Hint: Oxidation state is the number of electrons that the atom of an element loses or gains during chemical bond formation. The oxidation number can be zero, negative, or positive. Use the oxidation number rules to calculate the oxidation state of all atoms.

Complete answer
The reaction given to us is
\[{\text{C}}{{\text{r}}_{\text{2}}}{{\text{O}}_{\text{7}}}^{{\text{2 - }}} + {\text{ }}{{\text{I}}^{\text{ - }}} \to {\text{ C}}{{\text{r}}^{{\text{3 + }}}} + {\text{I}}{{\text{O}}_{\text{3}}}^{\text{ - }}\]
We have to determine the oxidation states of all the atoms given in the reaction.
According to the oxidation number rules the oxidation state of monatomic ions is nothing but the charge on it. Thus the oxidation state of \[{{\text{I}}^{\text{ - }}}\] and \[{\text{C}}{{\text{r}}^{{\text{3 + }}}}\] ions is nothing but their respective charges.
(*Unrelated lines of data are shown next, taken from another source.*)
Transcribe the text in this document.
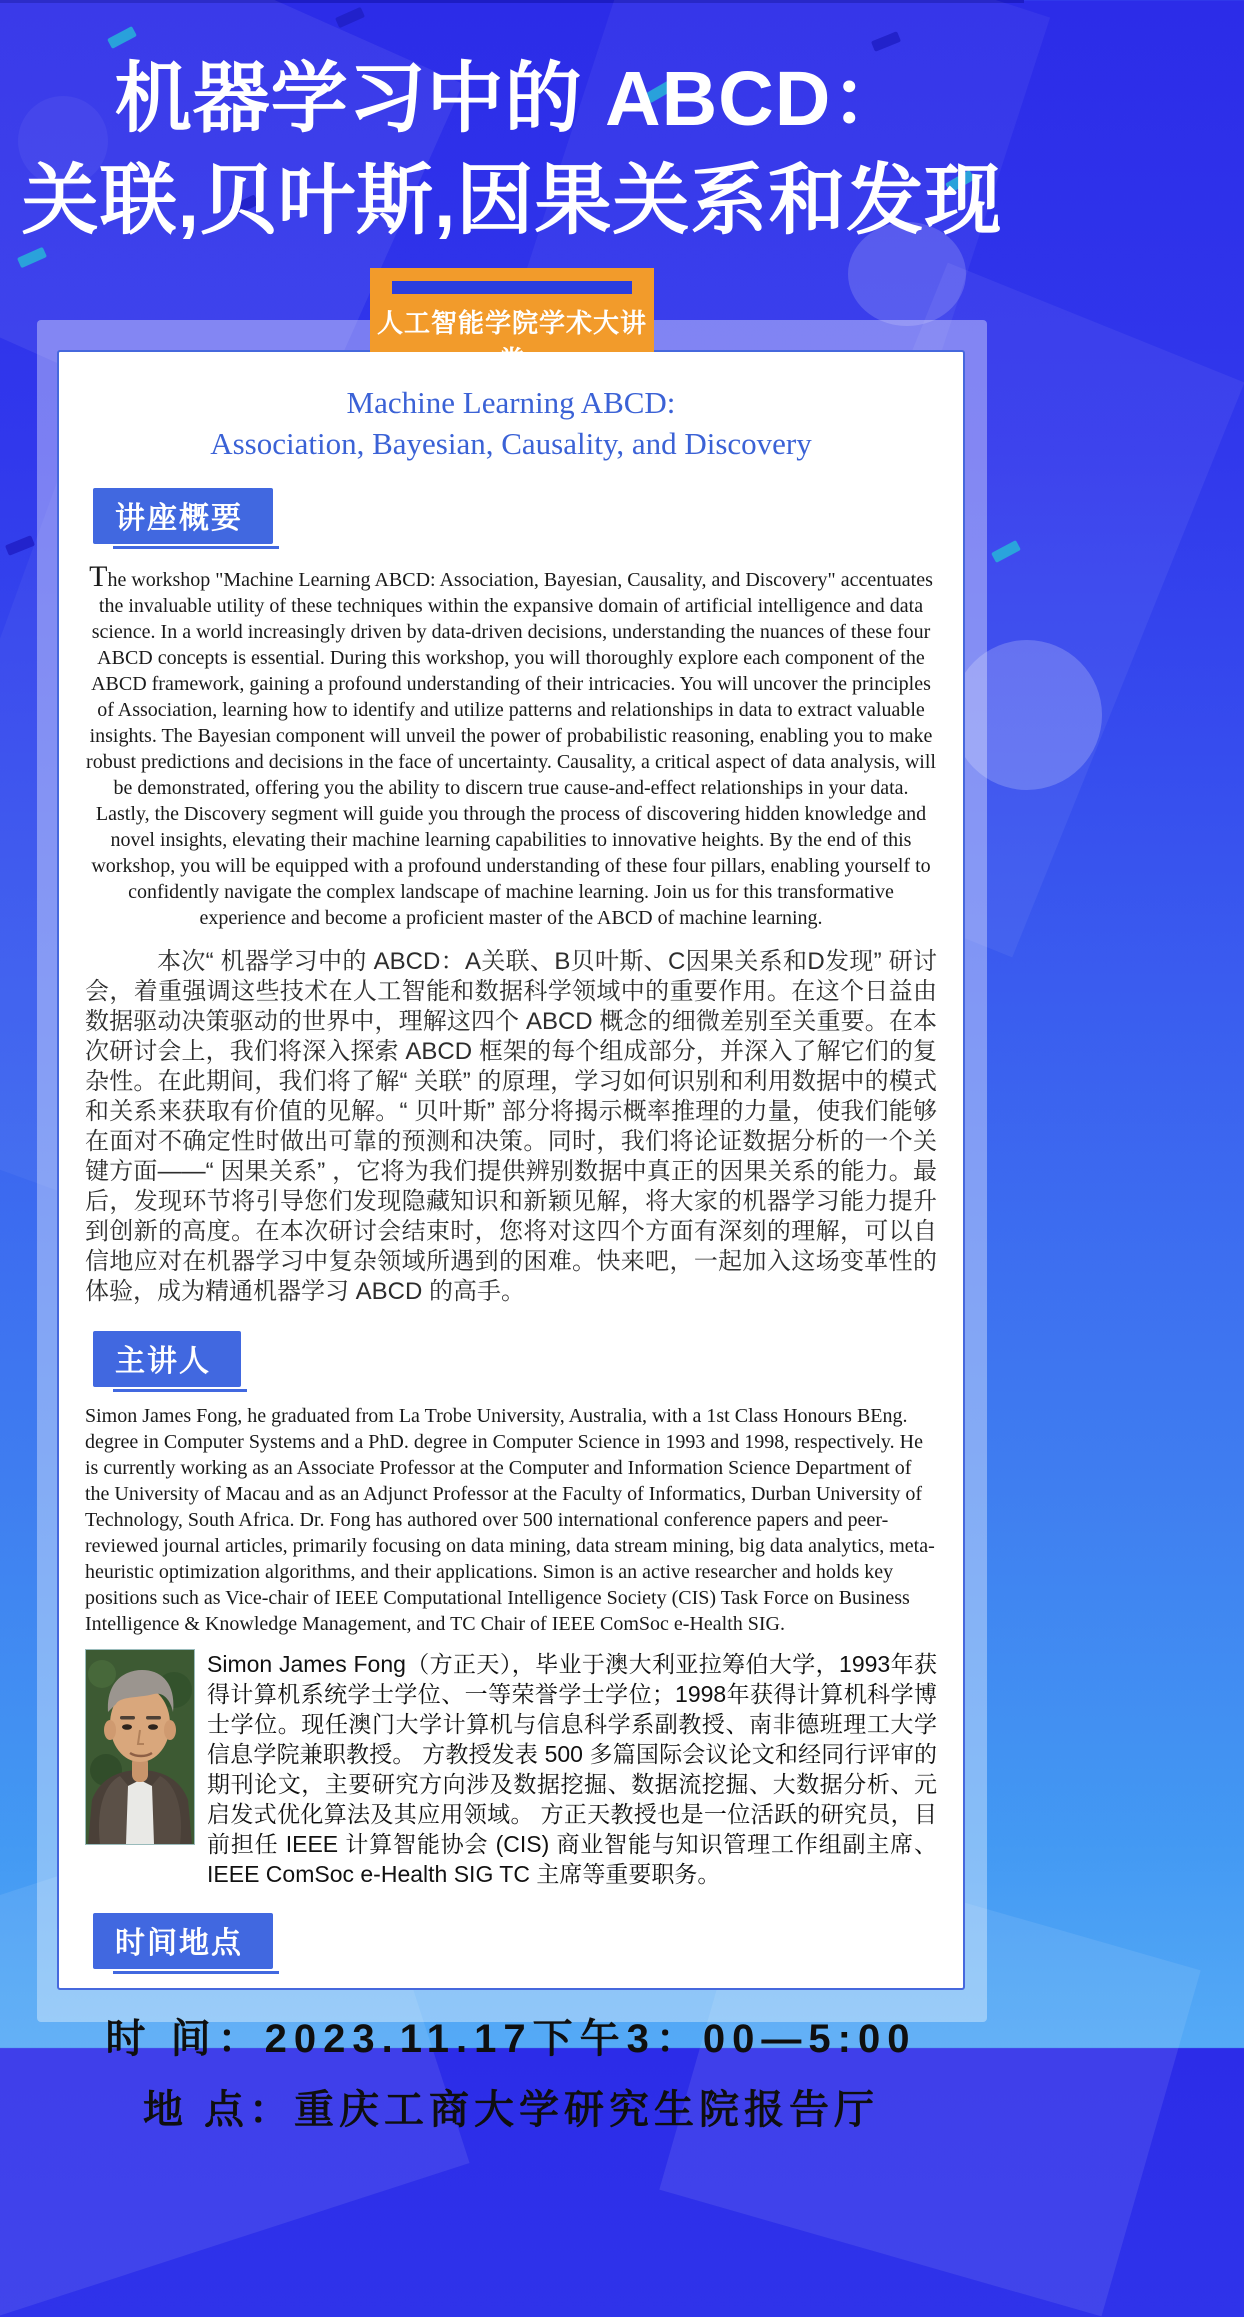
机器学习中的 ABCD：
关联,贝叶斯,因果关系和发现
人工智能学院学术大讲堂
Machine Learning ABCD:
Association, Bayesian, Causality, and Discovery
讲座概要
The workshop "Machine Learning ABCD: Association, Bayesian, Causality, and Discovery" accentuates the invaluable utility of these techniques within the expansive domain of artificial intelligence and data science. In a world increasingly driven by data-driven decisions, understanding the nuances of these four ABCD concepts is essential. During this workshop, you will thoroughly explore each component of the ABCD framework, gaining a profound understanding of their intricacies. You will uncover the principles of Association, learning how to identify and utilize patterns and relationships in data to extract valuable insights. The Bayesian component will unveil the power of probabilistic reasoning, enabling you to make robust predictions and decisions in the face of uncertainty. Causality, a critical aspect of data analysis, will be demonstrated, offering you the ability to discern true cause-and-effect relationships in your data. Lastly, the Discovery segment will guide you through the process of discovering hidden knowledge and novel insights, elevating their machine learning capabilities to innovative heights. By the end of this workshop, you will be equipped with a profound understanding of these four pillars, enabling yourself to confidently navigate the complex landscape of machine learning. Join us for this transformative experience and become a proficient master of the ABCD of machine learning.
本次“ 机器学习中的 ABCD：A关联、B贝叶斯、C因果关系和D发现” 研讨会，着重强调这些技术在人工智能和数据科学领域中的重要作用。在这个日益由数据驱动决策驱动的世界中，理解这四个 ABCD 概念的细微差别至关重要。在本次研讨会上，我们将深入探索 ABCD 框架的每个组成部分，并深入了解它们的复杂性。在此期间，我们将了解“ 关联” 的原理，学习如何识别和利用数据中的模式和关系来获取有价值的见解。“ 贝叶斯” 部分将揭示概率推理的力量，使我们能够在面对不确定性时做出可靠的预测和决策。同时，我们将论证数据分析的一个关键方面——“ 因果关系” ，它将为我们提供辨别数据中真正的因果关系的能力。最后，发现环节将引导您们发现隐藏知识和新颖见解，将大家的机器学习能力提升到创新的高度。在本次研讨会结束时，您将对这四个方面有深刻的理解，可以自信地应对在机器学习中复杂领域所遇到的困难。快来吧，一起加入这场变革性的体验，成为精通机器学习 ABCD 的高手。
主讲人
Simon James Fong, he graduated from La Trobe University, Australia, with a 1st Class Honours BEng. degree in Computer Systems and a PhD. degree in Computer Science in 1993 and 1998, respectively. He is currently working as an Associate Professor at the Computer and Information Science Department of the University of Macau and as an Adjunct Professor at the Faculty of Informatics, Durban University of Technology, South Africa. Dr. Fong has authored over 500 international conference papers and peer-reviewed journal articles, primarily focusing on data mining, data stream mining, big data analytics, meta-heuristic optimization algorithms, and their applications. Simon is an active researcher and holds key positions such as Vice-chair of IEEE Computational Intelligence Society (CIS) Task Force on Business Intelligence & Knowledge Management, and TC Chair of IEEE ComSoc e-Health SIG.
Simon James Fong（方正天），毕业于澳大利亚拉筹伯大学，1993年获得计算机系统学士学位、一等荣誉学士学位；1998年获得计算机科学博士学位。现任澳门大学计算机与信息科学系副教授、南非德班理工大学信息学院兼职教授。 方教授发表 500 多篇国际会议论文和经同行评审的期刊论文，主要研究方向涉及数据挖掘、数据流挖掘、大数据分析、元启发式优化算法及其应用领域。 方正天教授也是一位活跃的研究员，目前担任 IEEE 计算智能协会 (CIS) 商业智能与知识管理工作组副主席、IEEE ComSoc e-Health SIG TC 主席等重要职务。
时间地点
时 间：2023.11.17下午3：00—5:00
地 点：重庆工商大学研究生院报告厅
Oxidation state of \[{{\text{I}}^{\text{-}}}\] = -1
The oxidation state of \[{\text{C}}{{\text{r}}^{{\text{3+}}}}\] = +3

Now using the oxidation number rule for the oxygen we can determine the oxidation number of \[{\text{C}}{{\text{r}}_{\text{2}}}{{\text{O}}_{\text{7}}}^{{\text{2-}}}\] and \[{\text{I}}{{\text{O}}_{\text{3}}}^{\text{-}}\] as follows:

The oxidation state of oxygen is always -2 except in peroxide. The peroxide oxidation state of oxygen is -1. Since \[{\text{C}}{{\text{r}}_{\text{2}}}{{\text{O}}_{\text{7}}}^{{\text{2-}}}\] is not peroxide we will consider the oxidation state of oxygen as-2 and will calculate the oxidation state of \[{\text{Cr}}\] as follows:
(Number of \[{\text{Cr}}\] atoms) (Oxidation state of \[{\text{Cr}}\]) + (Number of oxygen atom) (Oxidation state of oxygen) = charge on ion

(Oxidation state of \[{\text{Cr}}\]) + (7) (-2) = -2
Oxidation state of \[{\text{Cr}}\] = +6

Similarly, as \[{\text{I}}{{\text{O}}_{\text{3}}}^{\text{-}}\] is not peroxide we will consider oxidation state of oxygen as -2 and will calculate the oxidation state of \[{\text{I}}\] as follows:

(Number of \[{\text{I}}\] atom) (Oxidation state of \[{\text{I}}\]) + (Number of oxygen atom) (Oxidation state of oxygen) = charge on ion

(Oxidation state of \[{\text{I}}\]) + (3) (-2) = -1
 Oxidation state of \[{\text{I}}\] = +5
Thus, the oxidation state of \[{\text{Cr}}\] in \[{\text{C}}{{\text{r}}_{\text{2}}}{{\text{O}}_{\text{7}}}^{{\text{2 - }}}\] is +6 and oxidation state of oxygen is -2.

The oxidation state of \[{{\text{I}}^{\text{-}}}\] is -1.
The oxidation state of \[{\text{C}}{{\text{r}}^{{\text{3 + }}}}\] is +3
The oxidation state of \[{\text{I}}\] in \[{\text{I}}{{\text{O}}_{\text{3}}}^{\text{-}}\] is +5 and oxidation state of oxygen is -2.

Note: Oxidation state is the only apparent charge which represents the positive or negative character of the atom. It is necessary to denote the charge of oxidation state even if it is positive. Oxidation is the loss of electrons while reduction is the gain of electrons. During oxidation, the oxidation number of an atom increases while during reduction the oxidation number of an atom decreases.